Fruthermore, Hydroxy-Methyl-Glutaryl-Coenzyme A reductases (Statins) are other drugs frequently employed in CVD patients, to reduce dyslipidemia.[28] Nevertheless, they also could supply some beneficial effects against the complications of COVID-19. These favorable effects depend on their pleiotropic actions, such as anti-thrombotic, anti-inflammatory, anti-oxidative effects and improvement of endothelial dysfunction.
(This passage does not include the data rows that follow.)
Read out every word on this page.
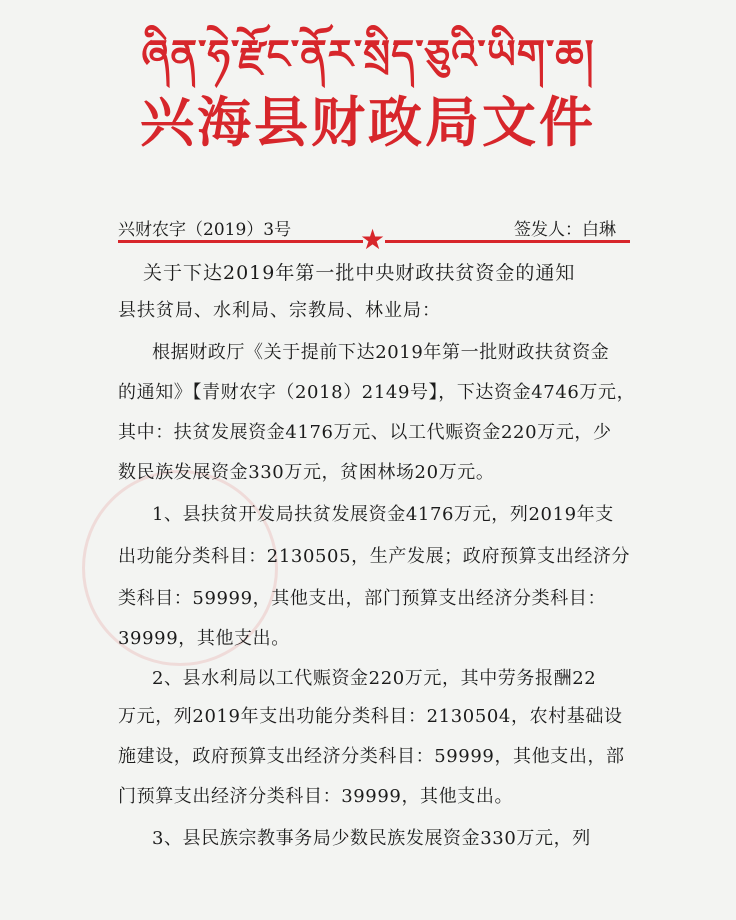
ཞིན་ཧེ་རྫོང་ནོར་སྲིད་ཅུའི་ཡིག་ཆ།
兴海县财政局文件
兴财农字（2019）3号	签发人：白琳
★
关于下达2019年第一批中央财政扶贫资金的通知
县扶贫局、水利局、宗教局、林业局：
根据财政厅《关于提前下达2019年第一批财政扶贫资金
的通知》【青财农字（2018）2149号】，下达资金4746万元，
其中：扶贫发展资金4176万元、以工代赈资金220万元，少
数民族发展资金330万元，贫困林场20万元。
1、县扶贫开发局扶贫发展资金4176万元，列2019年支
出功能分类科目：2130505，生产发展；政府预算支出经济分
类科目：59999，其他支出，部门预算支出经济分类科目：
39999，其他支出。
2、县水利局以工代赈资金220万元，其中劳务报酬22
万元，列2019年支出功能分类科目：2130504，农村基础设
施建设，政府预算支出经济分类科目：59999，其他支出，部
门预算支出经济分类科目：39999，其他支出。
3、县民族宗教事务局少数民族发展资金330万元，列
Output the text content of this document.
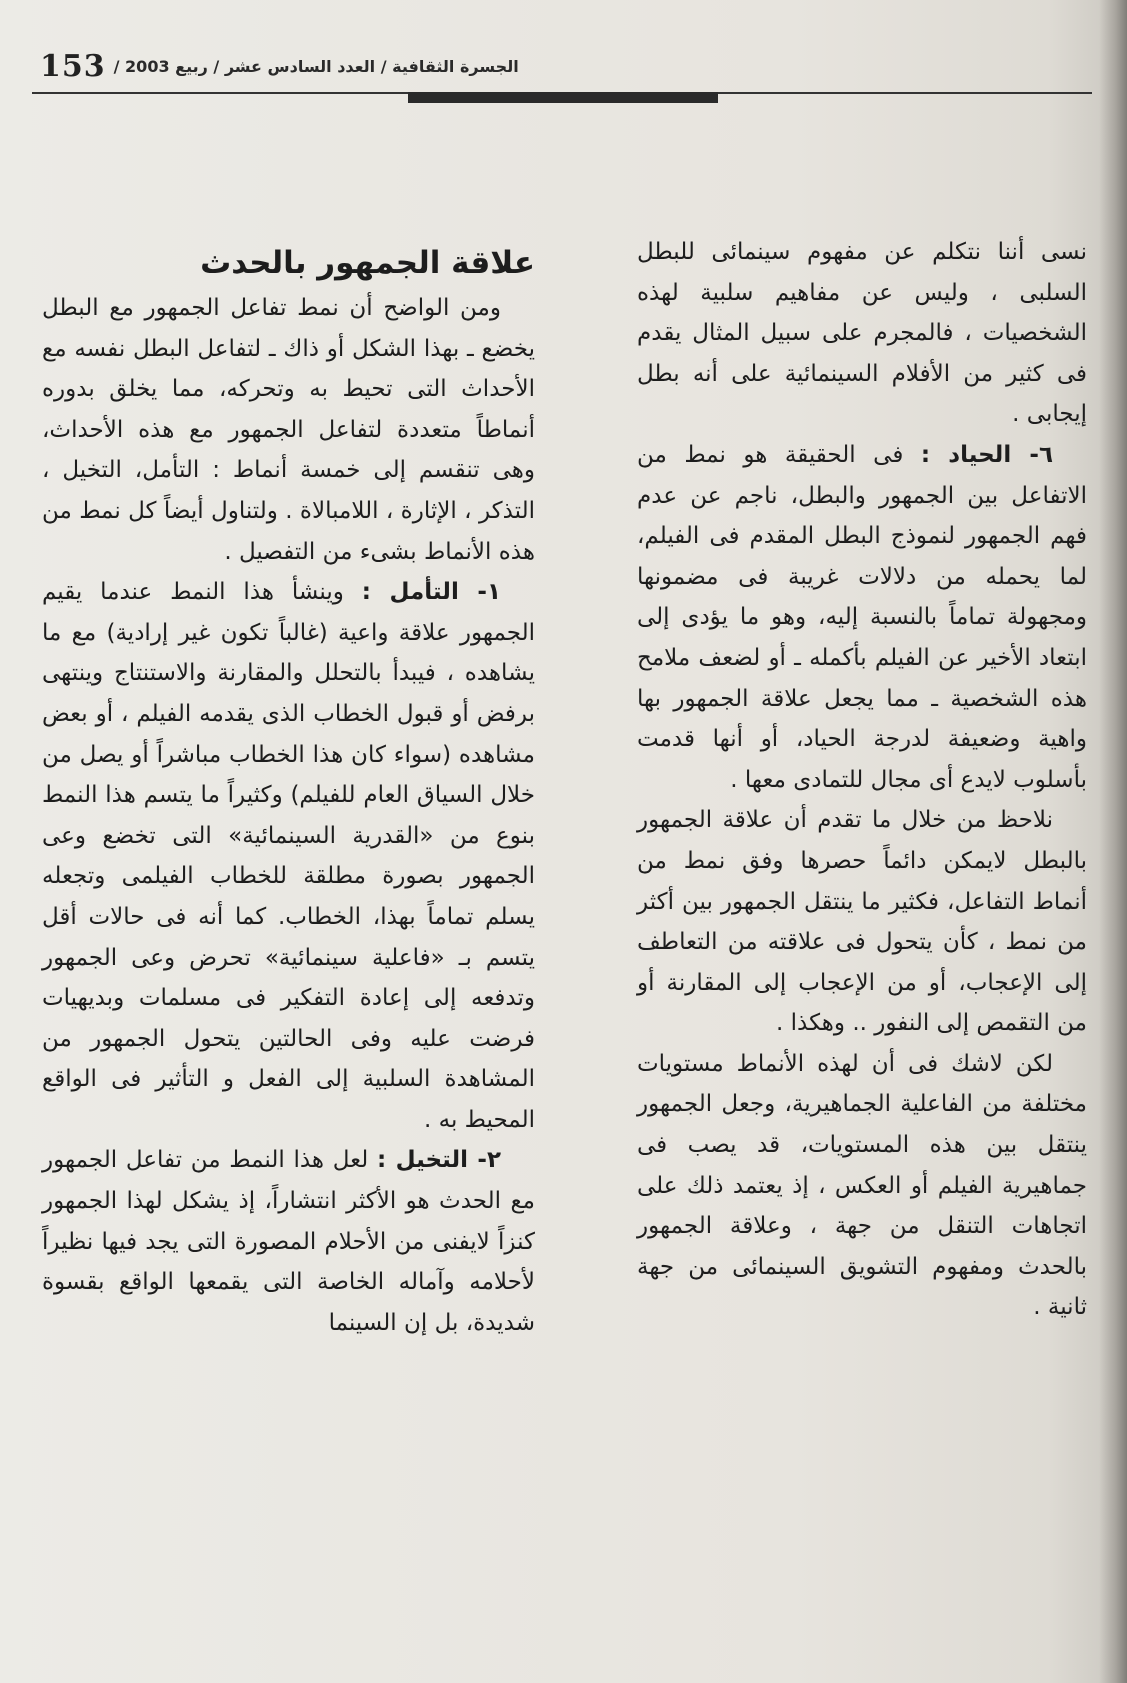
153 الجسرة الثقافية / العدد السادس عشر / ربيع 2003 /

نسى أننا نتكلم عن مفهوم سينمائى للبطل السلبى ، وليس عن مفاهيم سلبية لهذه الشخصيات ، فالمجرم على سبيل المثال يقدم فى كثير من الأفلام السينمائية على أنه بطل إيجابى .

٦- الحياد : فى الحقيقة هو نمط من الاتفاعل بين الجمهور والبطل، ناجم عن عدم فهم الجمهور لنموذج البطل المقدم فى الفيلم، لما يحمله من دلالات غريبة فى مضمونها ومجهولة تماماً بالنسبة إليه، وهو ما يؤدى إلى ابتعاد الأخير عن الفيلم بأكمله ـ أو لضعف ملامح هذه الشخصية ـ مما يجعل علاقة الجمهور بها واهية وضعيفة لدرجة الحياد، أو أنها قدمت بأسلوب لايدع أى مجال للتمادى معها .

نلاحظ من خلال ما تقدم أن علاقة الجمهور بالبطل لايمكن دائماً حصرها وفق نمط من أنماط التفاعل، فكثير ما ينتقل الجمهور بين أكثر من نمط ، كأن يتحول فى علاقته من التعاطف إلى الإعجاب، أو من الإعجاب إلى المقارنة أو من التقمص إلى النفور .. وهكذا .

لكن لاشك فى أن لهذه الأنماط مستويات مختلفة من الفاعلية الجماهيرية، وجعل الجمهور ينتقل بين هذه المستويات، قد يصب فى جماهيرية الفيلم أو العكس ، إذ يعتمد ذلك على اتجاهات التنقل من جهة ، وعلاقة الجمهور بالحدث ومفهوم التشويق السينمائى من جهة ثانية .

علاقة الجمهور بالحدث

ومن الواضح أن نمط تفاعل الجمهور مع البطل يخضع ـ بهذا الشكل أو ذاك ـ لتفاعل البطل نفسه مع الأحداث التى تحيط به وتحركه، مما يخلق بدوره أنماطاً متعددة لتفاعل الجمهور مع هذه الأحداث، وهى تنقسم إلى خمسة أنماط : التأمل، التخيل ، التذكر ، الإثارة ، اللامبالاة . ولتناول أيضاً كل نمط من هذه الأنماط بشىء من التفصيل .

١- التأمل : وينشأ هذا النمط عندما يقيم الجمهور علاقة واعية (غالباً تكون غير إرادية) مع ما يشاهده ، فيبدأ بالتحلل والمقارنة والاستنتاج وينتهى برفض أو قبول الخطاب الذى يقدمه الفيلم ، أو بعض مشاهده (سواء كان هذا الخطاب مباشراً أو يصل من خلال السياق العام للفيلم) وكثيراً ما يتسم هذا النمط بنوع من «القدرية السينمائية» التى تخضع وعى الجمهور بصورة مطلقة للخطاب الفيلمى وتجعله يسلم تماماً بهذا، الخطاب. كما أنه فى حالات أقل يتسم بـ «فاعلية سينمائية» تحرض وعى الجمهور وتدفعه إلى إعادة التفكير فى مسلمات وبديهيات فرضت عليه وفى الحالتين يتحول الجمهور من المشاهدة السلبية إلى الفعل و التأثير فى الواقع المحيط به .

٢- التخيل : لعل هذا النمط من تفاعل الجمهور مع الحدث هو الأكثر انتشاراً، إذ يشكل لهذا الجمهور كنزاً لايفنى من الأحلام المصورة التى يجد فيها نظيراً لأحلامه وآماله الخاصة التى يقمعها الواقع بقسوة شديدة، بل إن السينما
Moreover, Statins also induce the upregulation of Angiotensin-Converting Enzyme (ACE)-2 receptor, used for cellular entry of the coronavirus.[29,30] These beneficial results were confirmed by a recent, retrospective study. But in this case, the higher severity of COVID-19 patients due to the CV comorbidities and treated with statin therapy, frustrated the supposed favorable effects.[31]

Nevertheless, these observations on Aspirin at low doses (with or without Statins) about the favorable effects on the complications of COVID-19 could be confirmed by further studies performed in a wide range.